Exercise: Show why the two expressions for $p_{\text{A}2}$ are equivalent.

**Thoughts**

The question is thus, does the Bayesian reasoner update their beliefs about $\theta$ based on the condition ${X_{[N,2]}=r}$? I think both approaches can make sense:

In Approach 1, we do not treat $\lbrace X_{[N,2]}=r \rbrace$ as a new element of the observation sequence $D$; instead we define the probe function $g(s,r,\theta)$ based on the conditional probability (which is a function of the population parameter), and then compute its expectation.

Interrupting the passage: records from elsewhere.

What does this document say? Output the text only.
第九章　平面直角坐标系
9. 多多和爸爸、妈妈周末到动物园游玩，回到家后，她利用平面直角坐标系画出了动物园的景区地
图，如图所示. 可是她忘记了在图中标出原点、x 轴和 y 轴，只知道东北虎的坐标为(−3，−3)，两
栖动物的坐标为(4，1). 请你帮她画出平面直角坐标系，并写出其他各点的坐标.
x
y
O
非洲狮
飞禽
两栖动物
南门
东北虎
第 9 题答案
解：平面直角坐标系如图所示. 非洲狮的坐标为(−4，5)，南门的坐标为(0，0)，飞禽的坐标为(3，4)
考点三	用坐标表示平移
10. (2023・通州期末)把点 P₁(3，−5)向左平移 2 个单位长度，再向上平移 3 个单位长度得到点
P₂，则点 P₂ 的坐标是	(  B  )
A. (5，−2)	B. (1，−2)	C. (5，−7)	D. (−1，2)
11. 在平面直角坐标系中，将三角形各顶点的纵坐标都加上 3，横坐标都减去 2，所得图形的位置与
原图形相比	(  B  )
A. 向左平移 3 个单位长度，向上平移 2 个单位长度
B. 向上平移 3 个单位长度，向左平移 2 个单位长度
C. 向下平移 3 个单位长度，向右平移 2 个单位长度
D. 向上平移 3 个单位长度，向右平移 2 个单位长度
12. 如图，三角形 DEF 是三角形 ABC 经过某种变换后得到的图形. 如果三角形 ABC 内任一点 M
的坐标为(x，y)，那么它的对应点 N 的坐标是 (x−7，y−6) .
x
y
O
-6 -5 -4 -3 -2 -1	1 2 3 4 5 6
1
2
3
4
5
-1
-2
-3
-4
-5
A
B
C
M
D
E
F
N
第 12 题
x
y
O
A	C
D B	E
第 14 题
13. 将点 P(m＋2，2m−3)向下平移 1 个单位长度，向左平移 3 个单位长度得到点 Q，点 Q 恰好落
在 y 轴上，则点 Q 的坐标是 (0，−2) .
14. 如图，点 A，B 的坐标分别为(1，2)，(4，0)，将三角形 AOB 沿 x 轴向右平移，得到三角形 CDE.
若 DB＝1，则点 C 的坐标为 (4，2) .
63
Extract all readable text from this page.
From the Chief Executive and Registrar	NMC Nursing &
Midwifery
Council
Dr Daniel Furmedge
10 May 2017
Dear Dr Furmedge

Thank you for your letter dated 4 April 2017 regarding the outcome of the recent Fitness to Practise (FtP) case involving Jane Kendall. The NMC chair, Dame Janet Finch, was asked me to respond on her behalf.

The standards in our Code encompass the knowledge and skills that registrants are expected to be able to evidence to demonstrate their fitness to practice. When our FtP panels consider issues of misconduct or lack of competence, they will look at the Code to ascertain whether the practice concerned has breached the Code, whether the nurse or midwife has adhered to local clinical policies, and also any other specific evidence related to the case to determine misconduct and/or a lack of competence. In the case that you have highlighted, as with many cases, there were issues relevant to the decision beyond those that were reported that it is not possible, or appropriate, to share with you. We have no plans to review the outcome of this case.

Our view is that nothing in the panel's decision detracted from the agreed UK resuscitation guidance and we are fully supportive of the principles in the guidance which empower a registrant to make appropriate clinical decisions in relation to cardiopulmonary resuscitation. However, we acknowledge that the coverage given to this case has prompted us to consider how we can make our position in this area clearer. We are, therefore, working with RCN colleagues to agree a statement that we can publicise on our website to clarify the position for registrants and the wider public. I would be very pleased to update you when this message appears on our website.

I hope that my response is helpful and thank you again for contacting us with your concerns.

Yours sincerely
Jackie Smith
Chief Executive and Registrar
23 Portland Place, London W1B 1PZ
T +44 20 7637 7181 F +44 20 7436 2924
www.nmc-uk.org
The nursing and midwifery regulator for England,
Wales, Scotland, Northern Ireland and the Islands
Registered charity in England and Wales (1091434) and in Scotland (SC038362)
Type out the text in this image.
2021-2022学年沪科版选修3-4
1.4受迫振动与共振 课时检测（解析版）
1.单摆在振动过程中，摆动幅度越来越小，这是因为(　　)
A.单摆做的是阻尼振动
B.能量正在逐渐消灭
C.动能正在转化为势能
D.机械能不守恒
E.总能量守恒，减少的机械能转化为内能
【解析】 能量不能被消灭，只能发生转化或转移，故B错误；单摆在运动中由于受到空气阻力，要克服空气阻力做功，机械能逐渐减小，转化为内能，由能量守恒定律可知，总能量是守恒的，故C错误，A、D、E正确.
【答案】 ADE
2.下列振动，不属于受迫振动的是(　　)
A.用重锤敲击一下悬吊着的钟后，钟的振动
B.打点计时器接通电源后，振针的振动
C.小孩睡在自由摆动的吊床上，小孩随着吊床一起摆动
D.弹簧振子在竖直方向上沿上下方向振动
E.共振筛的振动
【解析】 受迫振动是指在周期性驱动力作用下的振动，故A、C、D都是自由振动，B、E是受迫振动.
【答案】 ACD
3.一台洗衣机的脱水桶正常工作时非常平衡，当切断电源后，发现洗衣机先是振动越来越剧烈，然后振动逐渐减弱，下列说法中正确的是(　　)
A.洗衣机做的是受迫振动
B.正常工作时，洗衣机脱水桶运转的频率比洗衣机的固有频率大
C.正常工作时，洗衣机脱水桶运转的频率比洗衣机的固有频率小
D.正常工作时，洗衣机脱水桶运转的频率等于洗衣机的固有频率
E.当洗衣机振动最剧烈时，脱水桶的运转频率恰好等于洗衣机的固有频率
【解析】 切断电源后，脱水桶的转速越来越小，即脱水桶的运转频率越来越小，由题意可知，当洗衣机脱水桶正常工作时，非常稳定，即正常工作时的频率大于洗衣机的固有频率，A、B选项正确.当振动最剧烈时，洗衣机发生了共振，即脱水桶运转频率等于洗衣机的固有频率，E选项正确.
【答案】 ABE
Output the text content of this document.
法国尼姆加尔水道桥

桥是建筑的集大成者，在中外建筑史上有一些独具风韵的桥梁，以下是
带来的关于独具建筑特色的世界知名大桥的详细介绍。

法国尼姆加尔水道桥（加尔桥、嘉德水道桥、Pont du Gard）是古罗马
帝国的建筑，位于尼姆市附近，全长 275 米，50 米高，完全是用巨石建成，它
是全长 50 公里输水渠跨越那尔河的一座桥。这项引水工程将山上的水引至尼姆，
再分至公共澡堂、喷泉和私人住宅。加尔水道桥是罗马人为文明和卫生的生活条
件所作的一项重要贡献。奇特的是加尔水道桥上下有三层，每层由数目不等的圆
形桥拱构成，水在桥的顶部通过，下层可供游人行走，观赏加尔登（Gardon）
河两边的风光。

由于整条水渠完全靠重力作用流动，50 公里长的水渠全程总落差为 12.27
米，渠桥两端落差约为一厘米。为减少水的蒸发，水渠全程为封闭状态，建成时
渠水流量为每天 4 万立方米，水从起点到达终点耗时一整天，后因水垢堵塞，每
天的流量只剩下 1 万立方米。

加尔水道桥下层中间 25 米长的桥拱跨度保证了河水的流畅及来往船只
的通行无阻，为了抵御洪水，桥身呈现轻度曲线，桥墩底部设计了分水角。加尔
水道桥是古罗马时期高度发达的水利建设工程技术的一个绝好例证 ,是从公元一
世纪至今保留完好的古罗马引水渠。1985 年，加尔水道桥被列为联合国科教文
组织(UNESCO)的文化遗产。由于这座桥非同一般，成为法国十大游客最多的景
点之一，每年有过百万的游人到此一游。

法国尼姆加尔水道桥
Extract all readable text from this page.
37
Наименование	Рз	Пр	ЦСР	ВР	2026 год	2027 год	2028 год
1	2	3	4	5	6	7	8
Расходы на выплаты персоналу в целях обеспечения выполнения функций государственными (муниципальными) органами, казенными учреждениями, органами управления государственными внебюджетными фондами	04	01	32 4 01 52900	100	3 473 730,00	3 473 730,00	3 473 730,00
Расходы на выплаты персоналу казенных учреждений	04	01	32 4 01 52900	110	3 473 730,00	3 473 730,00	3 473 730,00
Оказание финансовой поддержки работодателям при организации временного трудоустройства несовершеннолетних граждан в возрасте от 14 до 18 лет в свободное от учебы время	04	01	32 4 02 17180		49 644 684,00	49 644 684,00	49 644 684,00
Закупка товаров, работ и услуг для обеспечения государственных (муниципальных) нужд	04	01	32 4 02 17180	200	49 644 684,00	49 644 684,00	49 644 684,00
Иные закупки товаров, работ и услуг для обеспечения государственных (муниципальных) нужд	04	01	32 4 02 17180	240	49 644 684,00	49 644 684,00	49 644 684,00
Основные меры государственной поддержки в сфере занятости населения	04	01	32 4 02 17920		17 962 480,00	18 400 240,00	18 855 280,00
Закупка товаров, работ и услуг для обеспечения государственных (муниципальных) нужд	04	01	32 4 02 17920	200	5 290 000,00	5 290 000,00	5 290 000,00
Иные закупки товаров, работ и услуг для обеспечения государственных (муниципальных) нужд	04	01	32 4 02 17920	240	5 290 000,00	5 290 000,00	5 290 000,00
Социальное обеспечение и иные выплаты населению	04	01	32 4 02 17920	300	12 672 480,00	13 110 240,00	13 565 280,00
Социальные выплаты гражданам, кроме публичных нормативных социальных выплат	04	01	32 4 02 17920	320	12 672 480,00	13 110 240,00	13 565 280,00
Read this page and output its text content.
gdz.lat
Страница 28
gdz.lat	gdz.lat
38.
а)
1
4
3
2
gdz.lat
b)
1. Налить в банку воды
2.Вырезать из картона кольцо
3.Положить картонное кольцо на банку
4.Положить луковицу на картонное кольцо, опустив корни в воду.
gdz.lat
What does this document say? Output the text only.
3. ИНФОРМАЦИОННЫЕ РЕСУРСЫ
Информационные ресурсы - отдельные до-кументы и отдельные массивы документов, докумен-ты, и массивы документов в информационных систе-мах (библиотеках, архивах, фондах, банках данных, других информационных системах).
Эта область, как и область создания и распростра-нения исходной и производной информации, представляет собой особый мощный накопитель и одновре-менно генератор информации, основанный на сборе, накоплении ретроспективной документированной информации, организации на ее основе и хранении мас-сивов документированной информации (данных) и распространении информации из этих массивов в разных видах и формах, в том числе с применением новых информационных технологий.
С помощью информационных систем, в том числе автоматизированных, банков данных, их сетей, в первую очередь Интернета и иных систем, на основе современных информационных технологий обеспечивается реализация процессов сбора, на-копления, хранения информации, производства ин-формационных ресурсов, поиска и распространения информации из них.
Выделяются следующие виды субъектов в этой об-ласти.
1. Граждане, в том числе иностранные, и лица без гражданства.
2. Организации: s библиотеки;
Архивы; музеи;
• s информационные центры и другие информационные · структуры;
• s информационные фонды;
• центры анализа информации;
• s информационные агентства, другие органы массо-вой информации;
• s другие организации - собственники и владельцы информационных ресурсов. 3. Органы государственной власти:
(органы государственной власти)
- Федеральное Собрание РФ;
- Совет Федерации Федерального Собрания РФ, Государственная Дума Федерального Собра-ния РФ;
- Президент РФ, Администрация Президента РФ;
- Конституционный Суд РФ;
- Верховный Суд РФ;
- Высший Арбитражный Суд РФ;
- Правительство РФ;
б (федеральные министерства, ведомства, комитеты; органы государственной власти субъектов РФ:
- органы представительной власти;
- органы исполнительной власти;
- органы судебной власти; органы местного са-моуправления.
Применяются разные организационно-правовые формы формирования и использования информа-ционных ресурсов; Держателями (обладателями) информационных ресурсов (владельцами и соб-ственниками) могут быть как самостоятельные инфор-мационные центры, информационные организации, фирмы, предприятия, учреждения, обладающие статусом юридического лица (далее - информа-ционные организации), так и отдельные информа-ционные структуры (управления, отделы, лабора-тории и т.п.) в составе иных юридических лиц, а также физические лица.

Approach 2 follows more directly from the “laws of probability” but is less interpretable from the Bayesian paradigm. Why? Because if ${\Theta = \theta}$ is known, then $p(X_{[N,1]}=s|X_{[N,2]}=r,\theta)$ is just a real-number — since the Bayesian does not know $\theta$, they marginalize over it. But it is unclear why the probe function $g(s,r,\theta)$ should influence the distribution of $\pi(\theta|D)$, regardless of whether it happens to represent a density parameterized by $\theta$.

**Next Steps**

Perhaps I should numerically/analytically compute the difference between Approach 1 and Approach 2 for a bivariate Gaussian with known covariance and unknown mean. For simplicity, just use the prior predictive, letting $D=\varnothing$.